The Electricity Law Initiative filed an amicus brief supporting clean energy advocates’ challenge to a newly formed alliance among Southeastern utilities. Last year, the Federal Energy Regulatory Commission approved the so-called Southeast Energy Exchange Market (SEEM) that will allow utilities to trade energy with each other and their hand-picked trading partners. Last week, a coalition of clean energy advocates challenged the approval in a federal appeals court, arguing that FERC’s order is inconsistent with FERC’s regulations and policies.
The Electricity Law Initiative’s amicus brief provides context for the advocates’ arguments by explaining why FERC’s regulation of interstate transmission service is necessary to counteract utilities’ market power, highlighting the key principles underlying FERC’s transmission rules, and outlining how FERC’s approval of SEEM violates FERC’s transmission rules. The brief explains that 26 years ago FERC ordered utilities to provide “Open Access” transmission service in order to mitigate utilities’ systemic anti-competitive behavior. Its Open Access rules have been guided by two key requirements: comparability and transparency. FERC requires utilities to provide their customers and their own power wholesale market operations with comparable transmission service.

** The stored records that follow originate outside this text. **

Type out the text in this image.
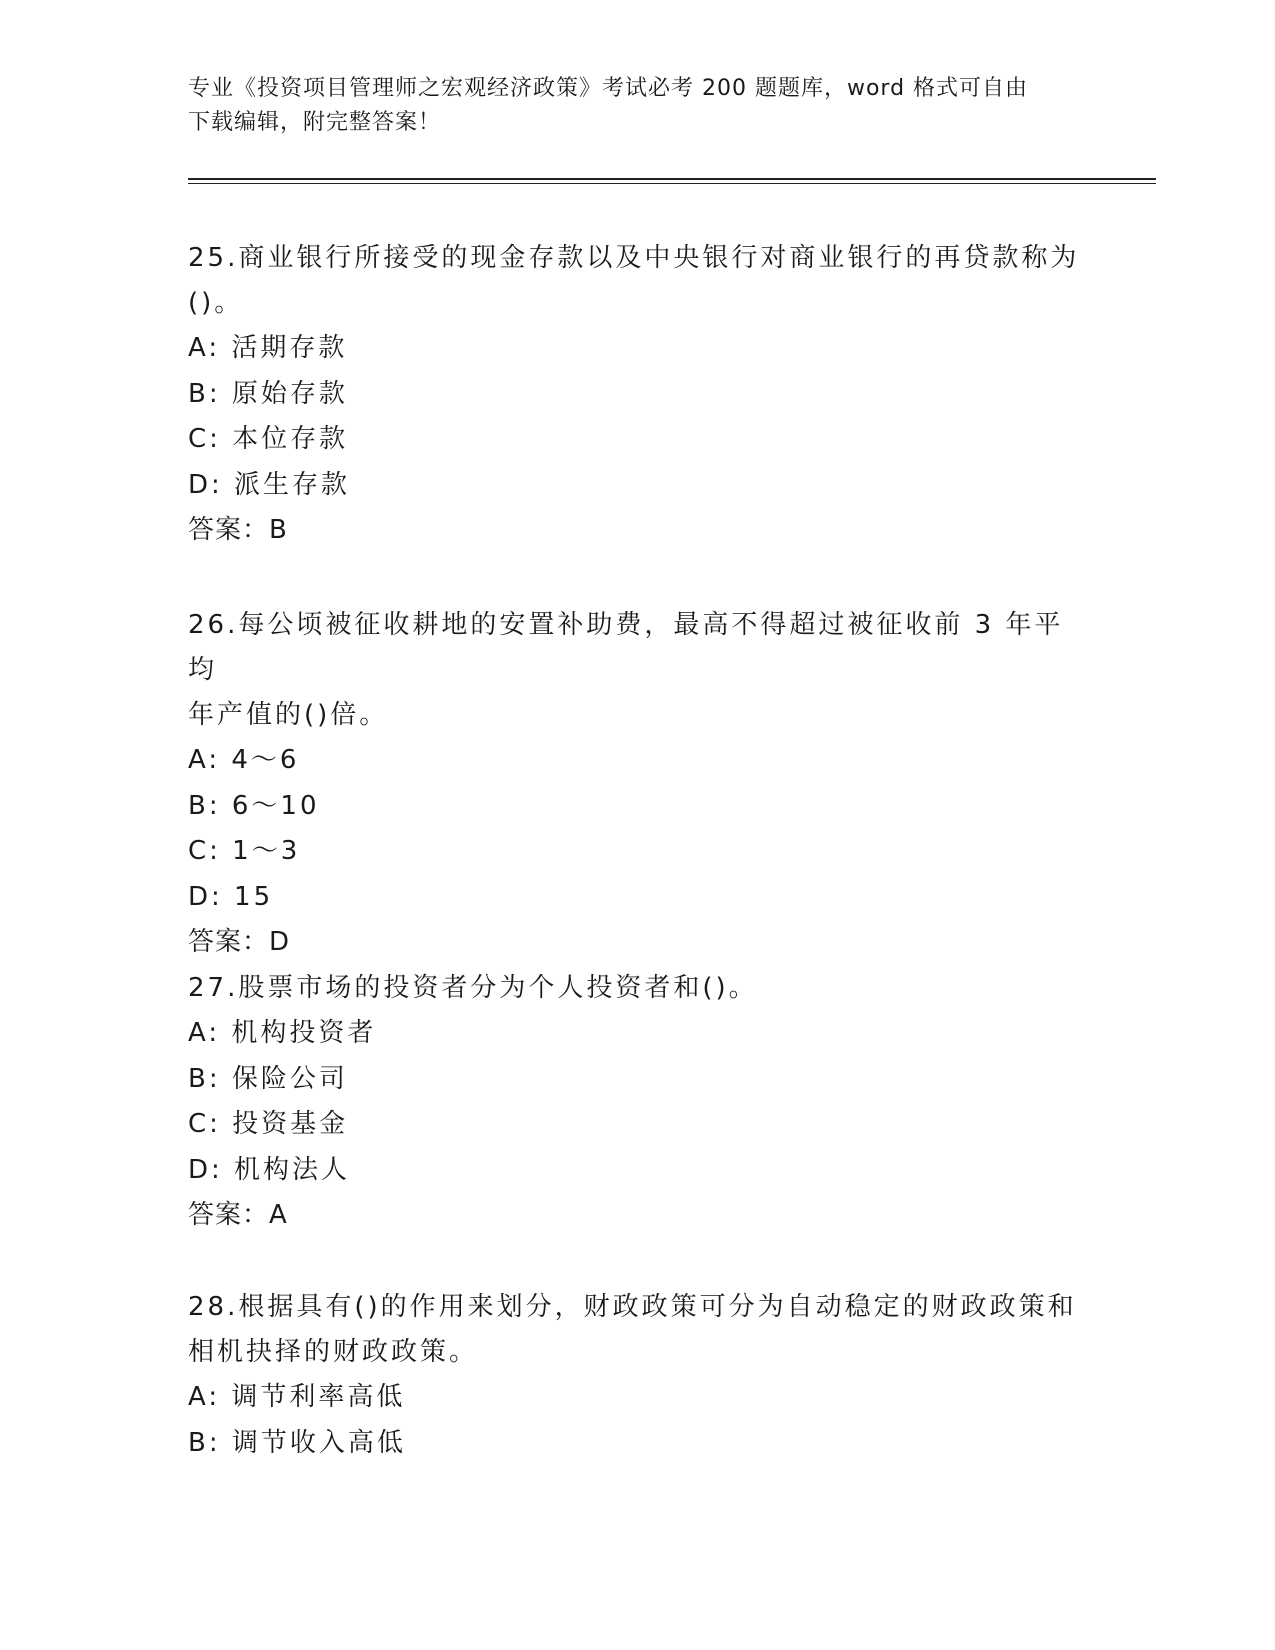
专业《投资项目管理师之宏观经济政策》考试必考 200 题题库，word 格式可自由

下载编辑，附完整答案！

25.商业银行所接受的现金存款以及中央银行对商业银行的再贷款称为

()。

A: 活期存款

B: 原始存款

C: 本位存款

D: 派生存款

答案：B

26.每公顷被征收耕地的安置补助费，最高不得超过被征收前 3 年平均

年产值的()倍。

A: 4～6

B: 6～10

C: 1～3

D: 15

答案：D

27.股票市场的投资者分为个人投资者和()。

A: 机构投资者

B: 保险公司

C: 投资基金

D: 机构法人

答案：A

28.根据具有()的作用来划分，财政政策可分为自动稳定的财政政策和

相机抉择的财政政策。

A: 调节利率高低

B: 调节收入高低
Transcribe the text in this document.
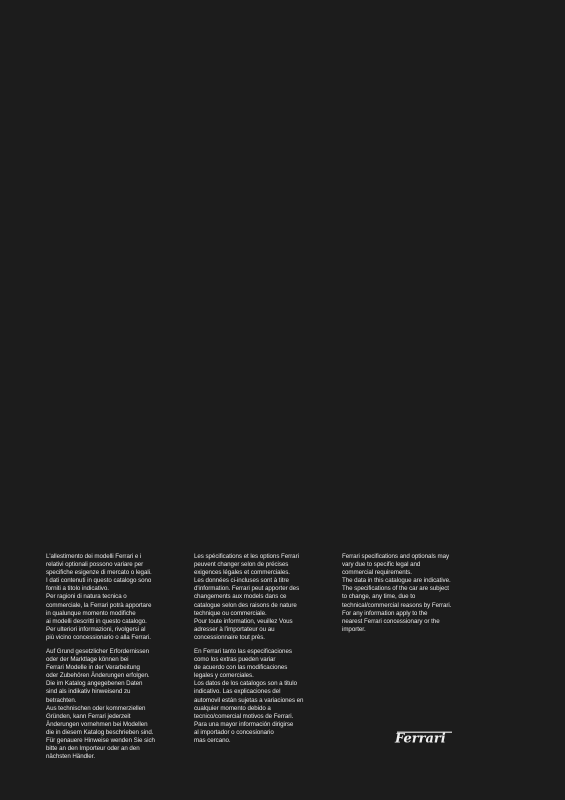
L'allestimento dei modelli Ferrari e i
relativi optionali possono variare per
specifiche esigenze di mercato o legali.
I dati contenuti in questo catalogo sono
forniti a titolo indicativo.
Per ragioni di natura tecnica o
commerciale, la Ferrari potrà apportare
in qualunque momento modifiche
ai modelli descritti in questo catalogo.
Per ulteriori informazioni, rivolgersi al
più vicino concessionario o alla Ferrari.

Les spécifications et les options Ferrari
peuvent changer selon de précises
exigences légales et commerciales.
Les données ci-incluses sont à titre
d'information. Ferrari peut apporter des
changements aux models dans ce
catalogue selon des raisons de nature
technique ou commerciale.
Pour toute information, veuillez Vous
adresser à l'importateur ou au
concessionnaire tout près.

Ferrari specifications and optionals may
vary due to specific legal and
commercial requirements.
The data in this catalogue are indicative.
The specifications of the car are subject
to change, any time, due to
technical/commercial reasons by Ferrari.
For any information apply to the
nearest Ferrari concessionary or the
importer.

Auf Grund gesetzlicher Erfordernissen
oder der Marktlage können bei
Ferrari Modelle in der Verarbeitung
oder Zubehören Änderungen erfolgen.
Die im Katalog angegebenen Daten
sind als indikativ hinweisend zu
betrachten.
Aus technischen oder kommerziellen
Gründen, kann Ferrari jederzeit
Änderungen vornehmen bei Modellen
die in diesem Katalog beschrieben sind.
Für genauere Hinweise wenden Sie sich
bitte an den Importeur oder an den
nächsten Händler.

En Ferrari tanto las especificaciones
como los extras pueden variar
de acuerdo con las modificaciones
legales y comerciales.
Los datos de los catalogos son a titulo
indicativo. Las explicaciones del
automovil están sujetas a variaciones en
cualquier momento debido a
tecnico/comercial motivos de Ferrari.
Para una mayor información dirigirse
al importador o concesionario
mas cercano.	Ferrari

To support new entry and fair markets, FERC has attempted to liberate transmission information from utility control by compelling them to share operational and planning data.
FERC’s approval of SEEM discards these key principles. SEEM provides the Southeast region with two tiers of transmission service and allows utilities to arbitrarily deny preferential access, even to block competitors. This two-tiered transmission service violates the comparability requirement because it preferences the utilities’ favored market participants with superior service. SEEM is also not transparent because it allows utilities to deny preferential access without any limits in the published tariff. FERC attempts to justify this illegal scheme by presuming that utilities will not take advantage of SEEM’s easy opportunities to act anti-competitively. This trust betrays FERC’s firmly established presumption that monopolist utilities will act in their own self-interest in absence of regulatory safeguards.